Patents sets identified as being of low quality and therefore subject to pruning are further sorted on certain key variables based on decision-making bandwidth and risk tolerance. Those key variables are as follows:

  1. Patent Life: A patent protects for 20 years, and with each passing year, the maintenance fees also increase. This period can be shortened by not paying the maintenance fees. You can intelligently analyze the market applicability or future relevance of old patents and prune irrelevant patents to save costs.
  2. Patent Family Size: Every patent family has two types of patent members. The first type of members protects similar inventions in different jurisdictions, whereas the second type of members protects different aspects of inventions in the same or different jurisdictions. It is an important variable to prune the patent. It is very important to know that a large number of patent members in a patent family also means that it will require a large investment during filing and will be expensive to maintain. Therefore, patent family members can be abandoned or maintained based on a comprehensive analysis of particular invention potential in a jurisdiction.
  3. Forward Citations: A relevant patent-protecting technology will always have citations from other players in the market. More forward citations from other organisations operating in the same domain indicate a high potential for the patent. Based on this, patents with few or no citations can be pruned.
  4. Citations per year: “Citations per year” means at what rate a patent is cited in a year. More citations per year show an increase in the market potential of the patent. These patents play a crucial role in preventing competitors from seizing market share. That is why it is an important variable for filtering out patents based on their growing market potential.
  5. Self-Citations: Self-Citations help you decide whether a patent holds significance or not for your organization. The main reason why it is an important variable to prune patents is that a patent is only cited by a company when it protects its core technology. This means high self-citations equal to a high chance that a patent is related to a company’s core technology. This way, you can prune the patents that have the fewest or no self-citations.

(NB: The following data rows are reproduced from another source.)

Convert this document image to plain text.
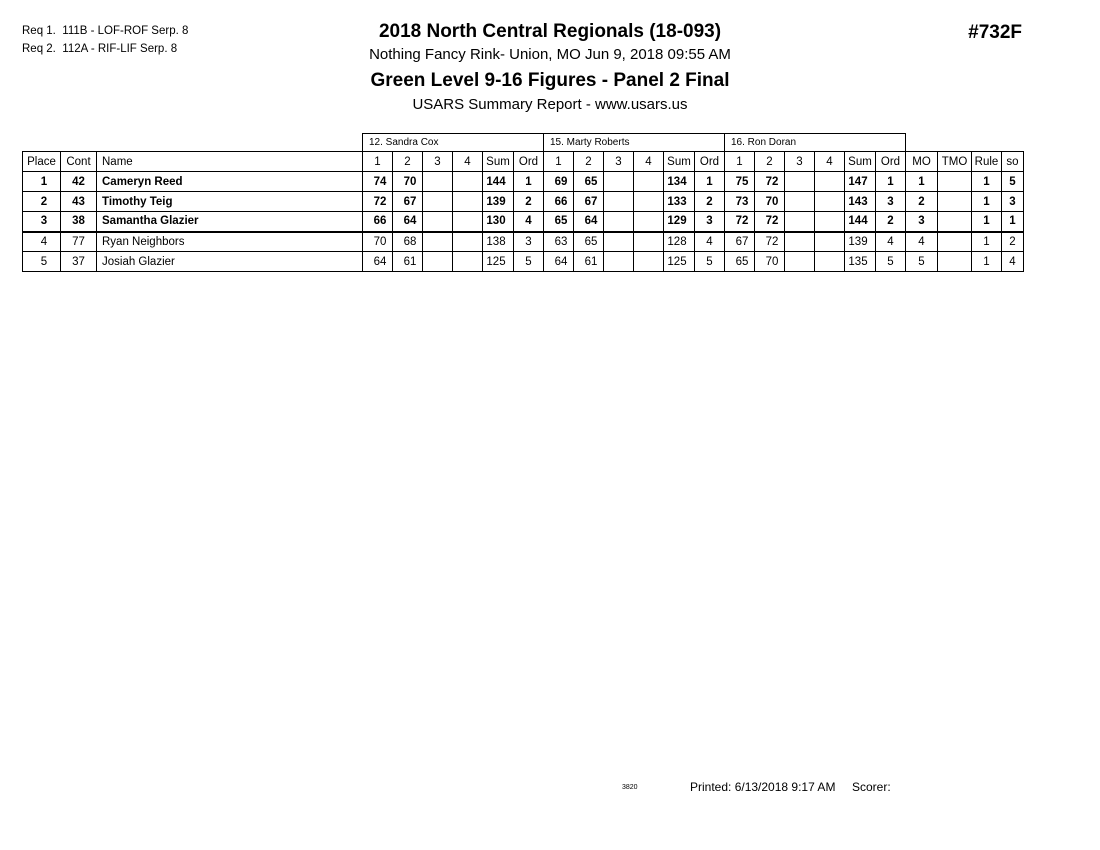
Req 1.  111B - LOF-ROF Serp. 8
Req 2.  112A - RIF-LIF Serp. 8
2018 North Central Regionals (18-093)
Nothing Fancy Rink- Union, MO Jun 9, 2018 09:55 AM
Green Level 9-16 Figures - Panel 2 Final
USARS Summary Report - www.usars.us
#732F
			12. Sandra Cox						15. Marty Roberts						16. Ron Doran									
Place	Cont	Name	1	2	3	4	Sum	Ord	1	2	3	4	Sum	Ord	1	2	3	4	Sum	Ord	MO	TMO	Rule	so
1	42	Cameryn Reed	74	70			144	1	69	65			134	1	75	72			147	1	1		1	5
2	43	Timothy Teig	72	67			139	2	66	67			133	2	73	70			143	3	2		1	3
3	38	Samantha Glazier	66	64			130	4	65	64			129	3	72	72			144	2	3		1	1
4	77	Ryan Neighbors	70	68			138	3	63	65			128	4	67	72			139	4	4		1	2
5	37	Josiah Glazier	64	61			125	5	64	61			125	5	65	70			135	5	5		1	4
3820	Printed: 6/13/2018 9:17 AM Scorer:
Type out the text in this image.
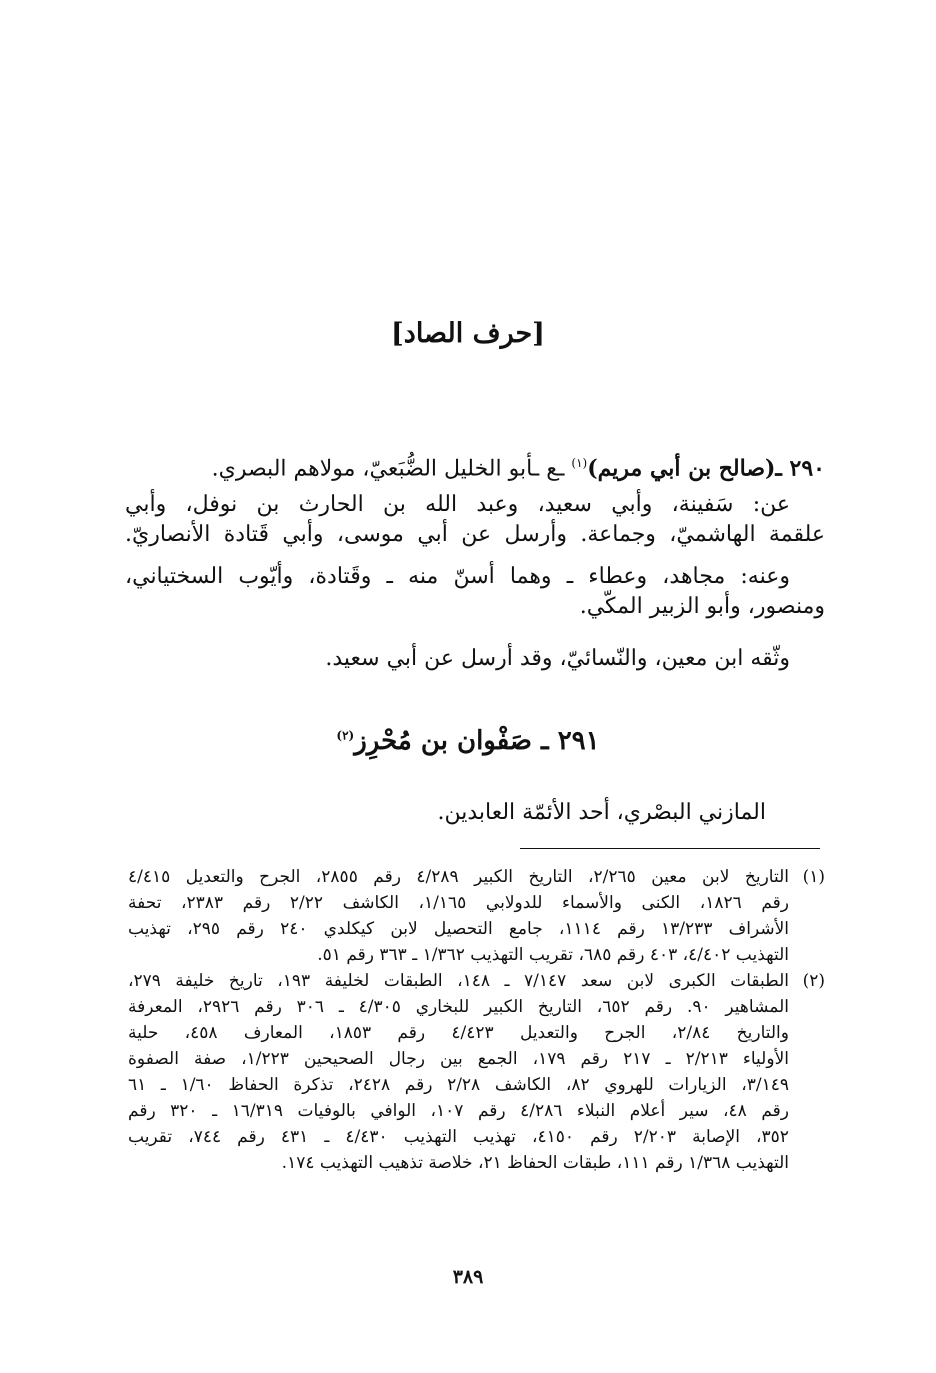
[حرف الصاد]
٢٩٠ ـ(صالح بن أبي مريم)$^{(١)}$ ـع ـأبو الخليل الضُّبَعيّ، مولاهم البصري.
عن: سَفينة، وأبي سعيد، وعبد الله بن الحارث بن نوفل، وأبي
علقمة الهاشميّ، وجماعة. وأرسل عن أبي موسى، وأبي قَتادة الأنصاريّ.
وعنه: مجاهد، وعطاء ـ وهما أسنّ منه ـ وقَتادة، وأيّوب السختياني،
ومنصور، وأبو الزبير المكّي.
وثّقه ابن معين، والنّسائيّ، وقد أرسل عن أبي سعيد.
٢٩١ ـ صَفْوان بن مُحْرِز$^{(٢)}$
المازني البصْري، أحد الأئمّة العابدين.
(١)التاريخ لابن معين ٢/٢٦٥، التاريخ الكبير ٤/٢٨٩ رقم ٢٨٥٥، الجرح والتعديل ٤/٤١٥
رقم ١٨٢٦، الكنى والأسماء للدولابي ١/١٦٥، الكاشف ٢/٢٢ رقم ٢٣٨٣، تحفة
الأشراف ١٣/٢٣٣ رقم ١١١٤، جامع التحصيل لابن كيكلدي ٢٤٠ رقم ٢٩٥، تهذيب
التهذيب ٤/٤٠٢، ٤٠٣ رقم ٦٨٥، تقريب التهذيب ١/٣٦٢ ـ ٣٦٣ رقم ٥١.
(٢)الطبقات الكبرى لابن سعد ٧/١٤٧ ـ ١٤٨، الطبقات لخليفة ١٩٣، تاريخ خليفة ٢٧٩،
المشاهير ٩٠. رقم ٦٥٢، التاريخ الكبير للبخاري ٤/٣٠٥ ـ ٣٠٦ رقم ٢٩٢٦، المعرفة
والتاريخ ٢/٨٤، الجرح والتعديل ٤/٤٢٣ رقم ١٨٥٣، المعارف ٤٥٨، حلية
الأولياء ٢/٢١٣ ـ ٢١٧ رقم ١٧٩، الجمع بين رجال الصحيحين ١/٢٢٣، صفة الصفوة
٣/١٤٩، الزيارات للهروي ٨٢، الكاشف ٢/٢٨ رقم ٢٤٢٨، تذكرة الحفاظ ١/٦٠ ـ ٦١
رقم ٤٨، سير أعلام النبلاء ٤/٢٨٦ رقم ١٠٧، الوافي بالوفيات ١٦/٣١٩ ـ ٣٢٠ رقم
٣٥٢، الإصابة ٢/٢٠٣ رقم ٤١٥٠، تهذيب التهذيب ٤/٤٣٠ ـ ٤٣١ رقم ٧٤٤، تقريب
التهذيب ١/٣٦٨ رقم ١١١، طبقات الحفاظ ٢١، خلاصة تذهيب التهذيب ١٧٤.
٣٨٩
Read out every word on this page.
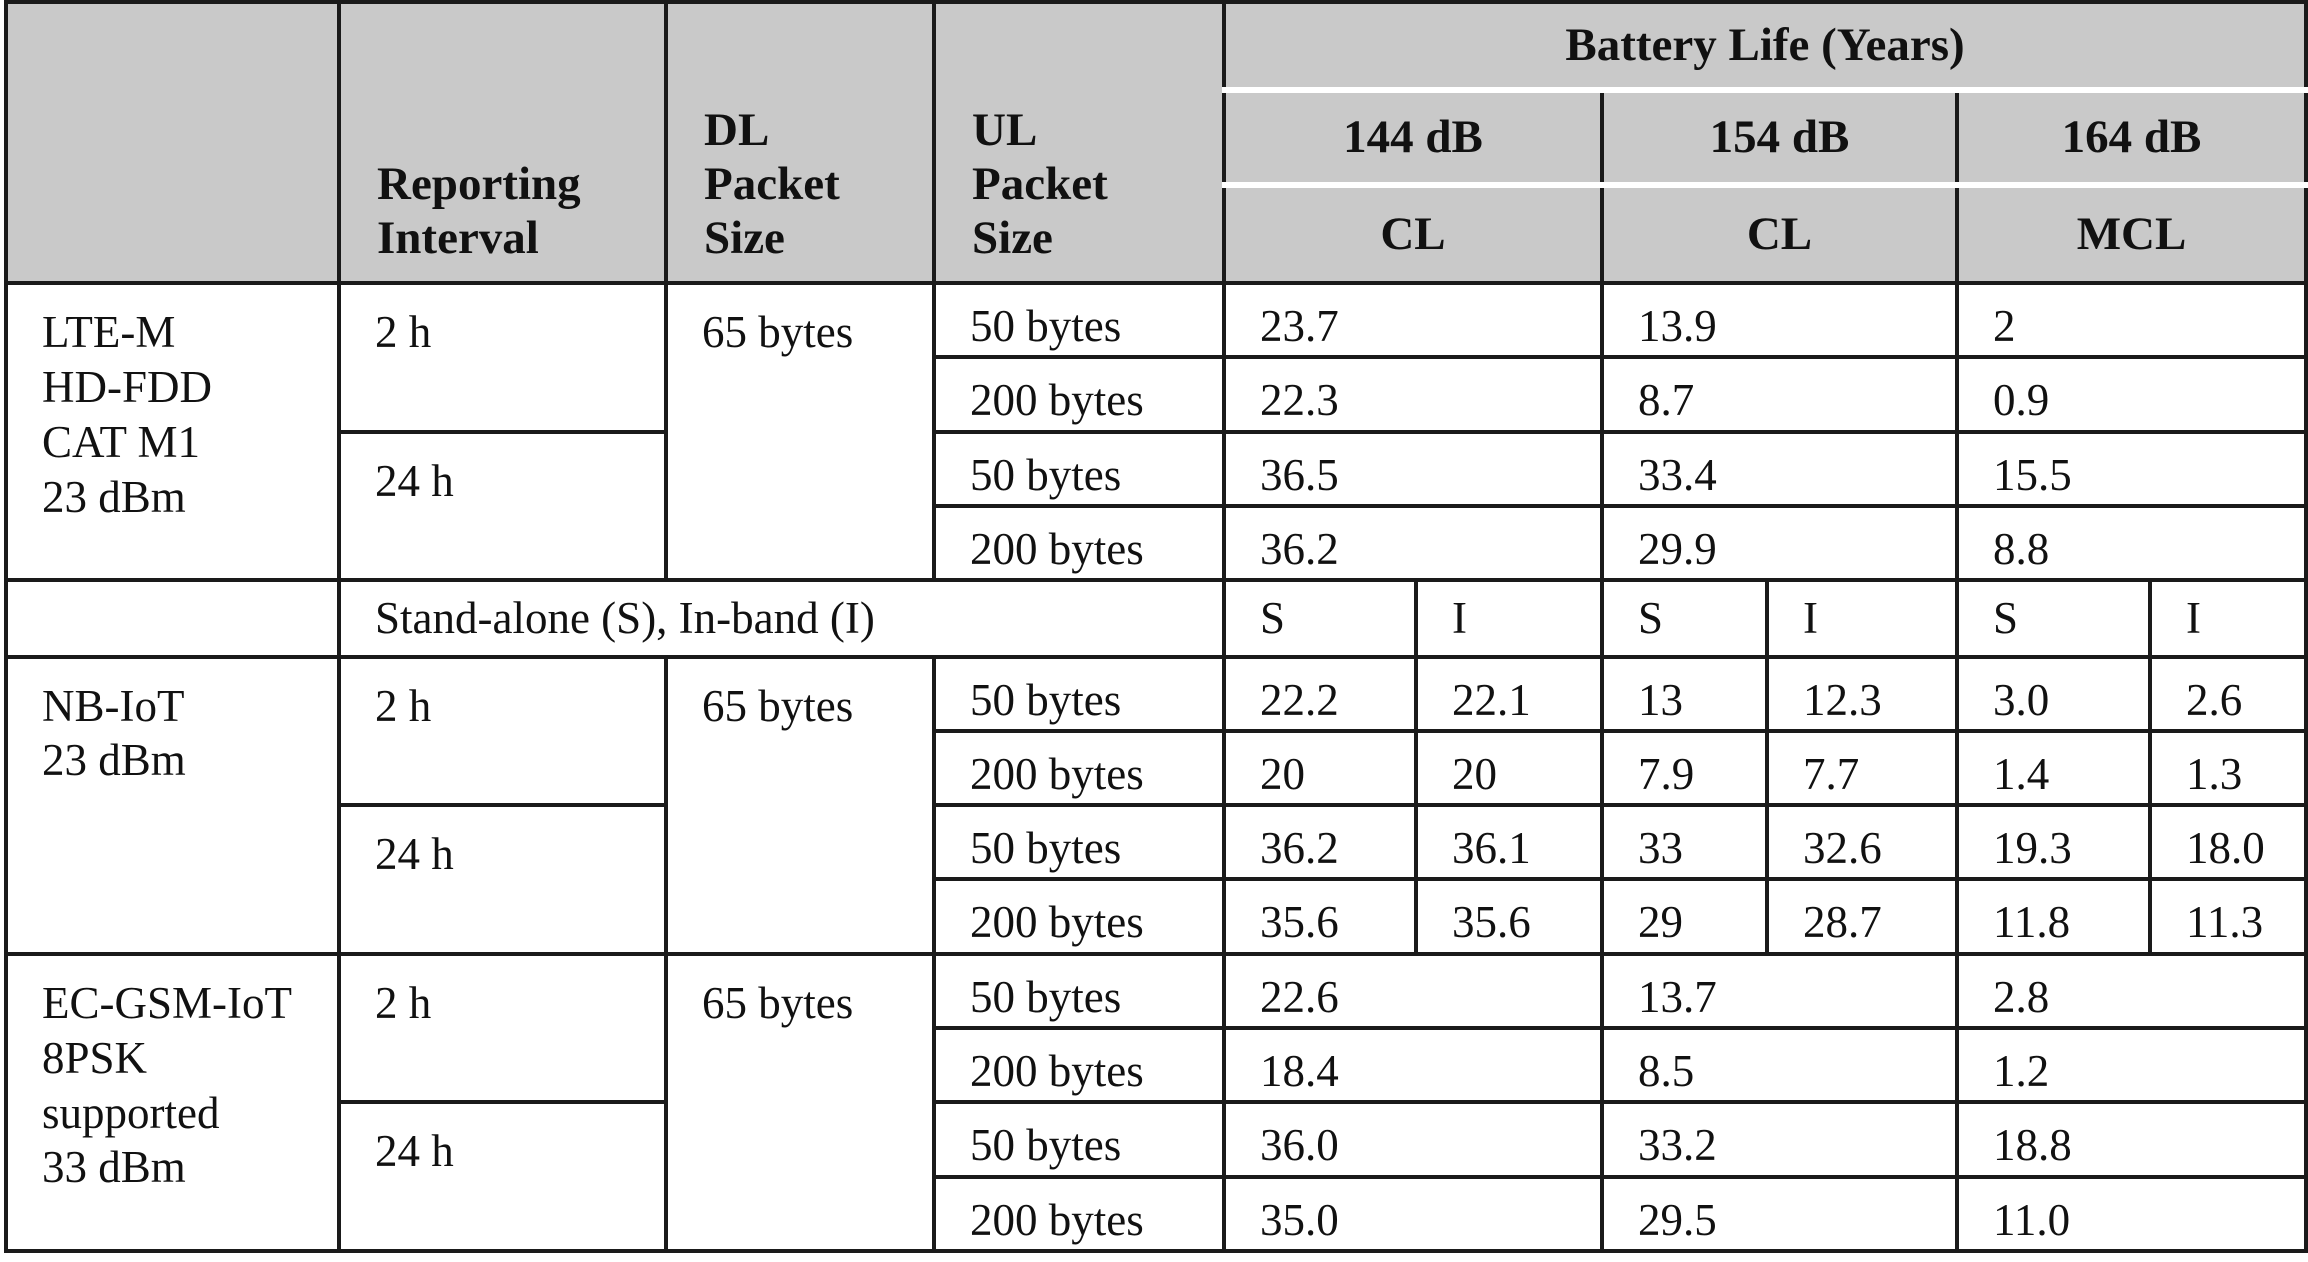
	Reporting Interval	DL Packet Size	UL Packet Size	Battery Life (Years)					
				144 dB		154 dB		164 dB	
				CL		CL		MCL	

LTE-M
HD-FDD
CAT M1
23 dBm	2 h	65 bytes	50 bytes	23.7		13.9		2	
			200 bytes	22.3		8.7		0.9	
	24 h		50 bytes	36.5		33.4		15.5	
			200 bytes	36.2		29.9		8.8	
	Stand-alone (S), In-band (I)			S	I	S	I	S	I

NB-IoT
23 dBm	2 h	65 bytes	50 bytes	22.2	22.1	13	12.3	3.0	2.6
			200 bytes	20	20	7.9	7.7	1.4	1.3
	24 h		50 bytes	36.2	36.1	33	32.6	19.3	18.0
			200 bytes	35.6	35.6	29	28.7	11.8	11.3

EC-GSM-IoT
8PSK
supported
33 dBm	2 h	65 bytes	50 bytes	22.6		13.7		2.8	
			200 bytes	18.4		8.5		1.2	
	24 h		50 bytes	36.0		33.2		18.8	
			200 bytes	35.0		29.5		11.0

After sorting patents with this process, your organisation knows which ones are not relevant. If these patents are infringed by others, then, these patents could be sold to relevant buyers. If in the end, these patents are neither relevant nor infringing, you can simply choose to prune the patents by abandoning them.

Importance of Patent Pruning

There are many costs associated with patents, especially maintenance costs. If a patent is more than 10 years old, the maintenance fees also increase because it is assumed that patents older than 10 years have significantly high market value. Patent pruning helps you avoid spending on all these costs by abandoning low-quality patents.

If you have an unusually large patent portfolio, then it can weigh down your company’s resources and prevent you from properly monetizing your patent portfolio. For that, you might require huge investments. That’s why patent pruning helps you get the most benefit for your money by determining which patents are worth retaining.

Final Thoughts: How can you prune your patent portfolio? 

A small step like patent pruning can result in significant annual savings for a business. To keep a portfolio that is optimized, a corporation must continuously engage in this cost-effective activity. The process of optimizing a patent portfolio, which includes patent pruning, enables businesses to assess the true value of the patents in their portfolio and make timely decisions to identify risks and opportunities in the ever-evolving field of intellectual property.